Todos los cuentos del tercer piso, de Erika Juseppe

La narrativa mexicana goza de buena salud, es un asunto indudable. Diversas figuras han ascendido a la vista de toda Hispanoamérica con libros importantes y victorias en no pocos certámenes de clara relevancia. Impera, en estos momentos, una narrativa que va de lo íntimo y realista (pasajes traumáticos de la infancia, cuestionamiento de las dinámicas familiares) hasta lo fantástico y propio “del terror cotidiano”. Es innegable, también, la gran influencia que supuso la relectura nacional de Inés Arredondo o Amparo Dávila. En este contexto, Todos los cuentos del tercer piso (Laberinto, 2024), de Erika Juseppe, supone una exploración de las oscuridades humanas: un abanico de sujetos y objetos que son devorados en ocasiones por sí mismos. Conviven, quizá, dos líneas en estos relatos: la crítica social/moral y retratos estrictos de la intensidad del impulso interior. 

Destaca especialmente un estilo casi televisivo, quizá cinematográfico, en algunos cuentos como “Una mera cortesía” y “El encuentro”, el primero relatando una catástrofe aérea donde Josué, el personaje principal, es salvado por una joven, Alicia, que fallecida hace años se aparece para soltar una advertencia fantasmal a la vez que tangible. El segundo, por su parte, narra el encuentro de una mujer con una extraña criatura tras un accidente automovilístico.

No quedan fuera de la ecuación temas propios de la mente humana en su factor más explícito. “Sensibilidad psicópata” nos hace partícipes de un interrogatorio al interior de un centro de detención psiquiátrico, generando una atmósfera similar a aquellos contenidos multimedia donde podemos ver a delincuentes exhibir sus motivaciones. De la misma manera en que miramos a Jeffrey Dahmer o Charles Manson, miramos a Alma, quien habría cometido un crimen guiado por el odio hacia la falsa moral religiosa, teniendo como acompañamiento el incendio de la catedral de Notre Dame. Hay, aquí, un uso verdaderamente bueno del diálogo narrativo: se trata de una pieza absolutamente dialógica. Logra indiscutiblemente su cometido. Crea tensiones idénticas respecto a los documentos audiovisuales mencionados arriba, incluyendo gestos y ademanes que, por ejemplo, hacen recordar al extrañísimo sujeto que fue Varg Vikernes: tan práctico y tajante con sus posturas anticristianas. 

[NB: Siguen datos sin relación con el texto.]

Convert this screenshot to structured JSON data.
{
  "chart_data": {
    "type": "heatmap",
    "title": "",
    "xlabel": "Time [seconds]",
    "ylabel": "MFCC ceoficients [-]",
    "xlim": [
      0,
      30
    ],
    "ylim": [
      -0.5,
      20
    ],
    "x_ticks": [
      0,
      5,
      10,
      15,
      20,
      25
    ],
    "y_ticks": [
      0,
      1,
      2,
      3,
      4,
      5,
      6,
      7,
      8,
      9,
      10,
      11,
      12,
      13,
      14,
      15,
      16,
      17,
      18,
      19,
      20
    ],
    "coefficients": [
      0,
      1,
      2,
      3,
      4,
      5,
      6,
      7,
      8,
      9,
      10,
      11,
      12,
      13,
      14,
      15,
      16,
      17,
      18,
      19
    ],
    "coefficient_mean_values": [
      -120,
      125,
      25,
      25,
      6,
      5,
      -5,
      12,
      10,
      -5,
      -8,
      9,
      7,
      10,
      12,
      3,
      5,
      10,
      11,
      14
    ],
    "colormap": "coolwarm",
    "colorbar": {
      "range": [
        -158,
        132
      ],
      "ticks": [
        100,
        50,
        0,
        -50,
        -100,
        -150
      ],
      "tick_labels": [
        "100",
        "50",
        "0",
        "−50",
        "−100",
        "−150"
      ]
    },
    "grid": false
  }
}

Del otro lado y como artefactos breves, algunos relatos despliegan escenas usuales con giros abruptos y redondos. Estos artefactos, llevados a su máxima expresión en las páginas de “Un favor”, tienen por recurso principal el desarrollo de un monólogo pesimista que, posteriormente, justificará de la manera más siniestra posible el acto final (ese giro abrupto). En el caso de “Un favor”, tenemos a una mujer cargando sus compras al interior del metro, arrojando quejas (verdaderas, a decir verdad) antes de llegar a su destino. Al bajar, observa a un niño con claros síntomas de desnutrición para luego rematar diciendo: “Mis mejillas se encienden. Me cercioro de que no hay nadie. Con la furia de un león y de un solo movimiento de ráfaga, arrojo al escuincle al vacío”. Y es necesario hacer un pequeño énfasis en las quejas del personaje principal: son cuestionamientos compartidos propios de los habitantes del tercer mundo. Se abre entonces la pregunta: ¿todos somos potencialmente capaces de cometer el acto terrible con el que cierra este pasaje? Esa empatía inicia con el personaje pone en jaque a cualquiera durante las últimas líneas.

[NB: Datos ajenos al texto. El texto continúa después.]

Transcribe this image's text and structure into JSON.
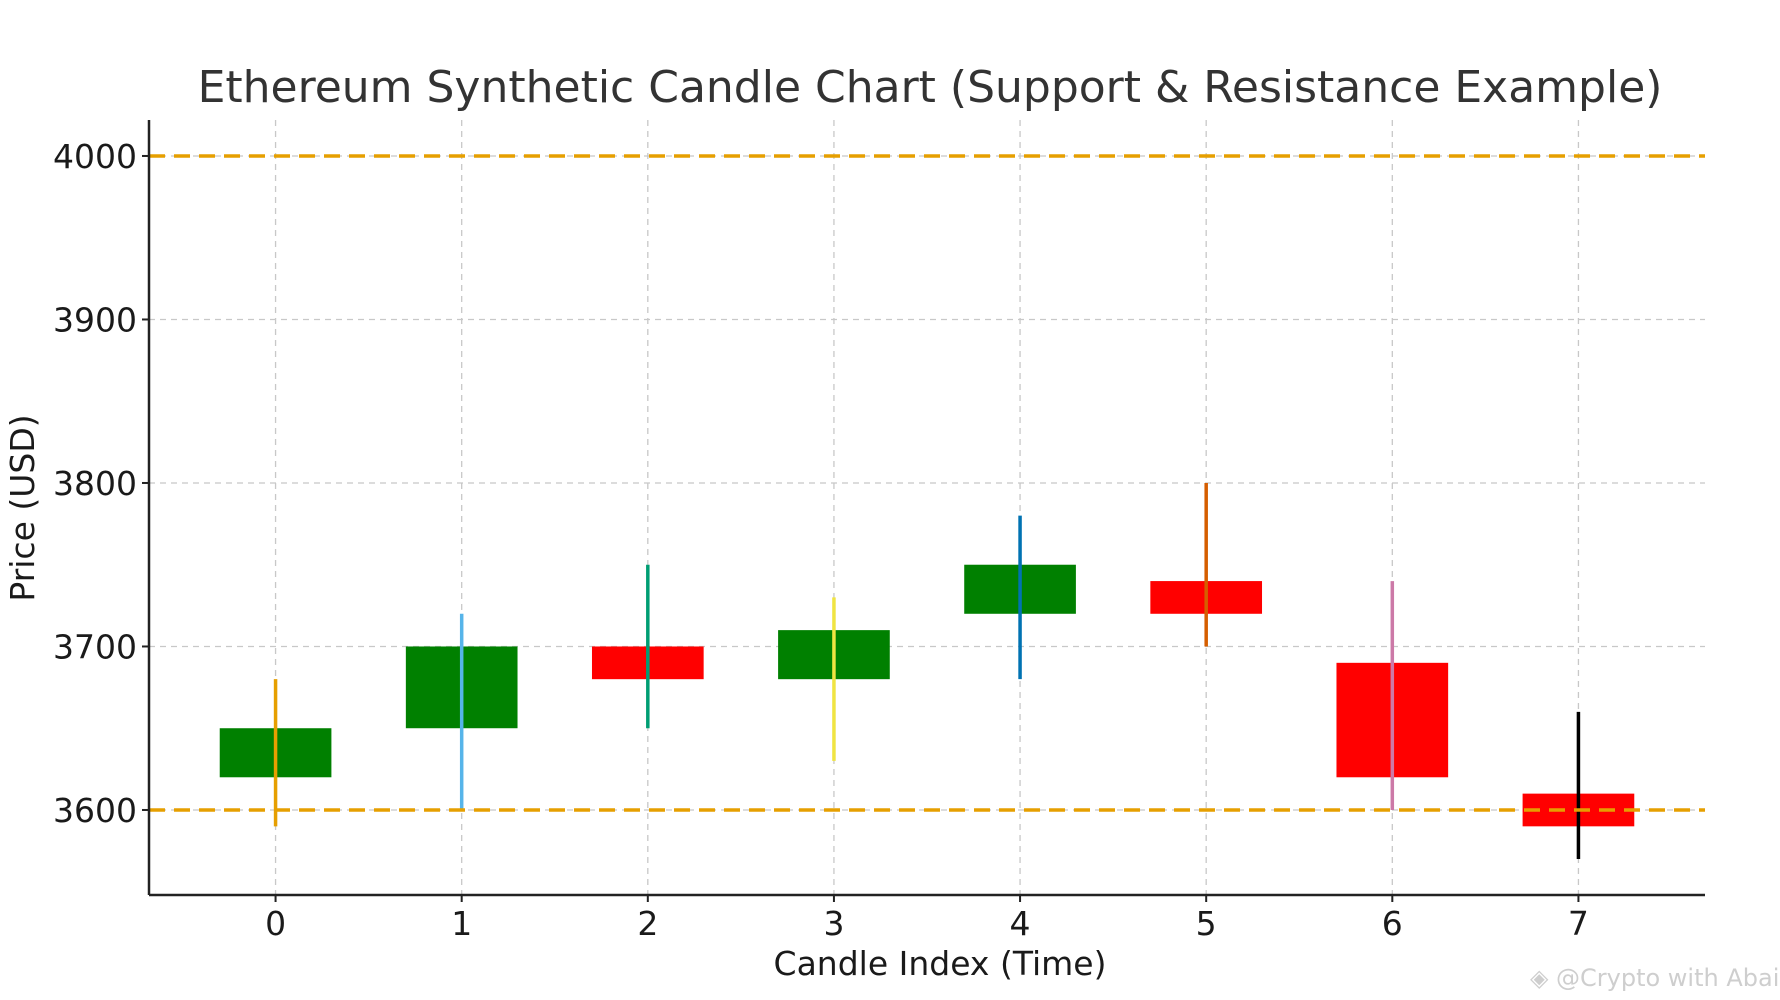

Es de reconocer que Todos los cuentos del tercer piso cargan con la honestidad de la escritura: Erika Juseppe no rebusca en anécdotas procurando una “originalidad” en lo acontecido, sino que procura la forma en que se eslabonan las acciones, la manera en que las cosas se fracturan, espontánea o progresivamente, teniendo como beneficio (y esto el lector lo agradece) los puntos en común con otros historias, que en estos pasajes se renuevan sin nunca perder de vista la íntima oscuridad que nos acompaña. En un avión o en el metro, en la facultad, no importa: lo que importa es reconocer que hay algo latiendo, dentro y fuera de nosotros, que nos llevará a ser la víctima o el victimario.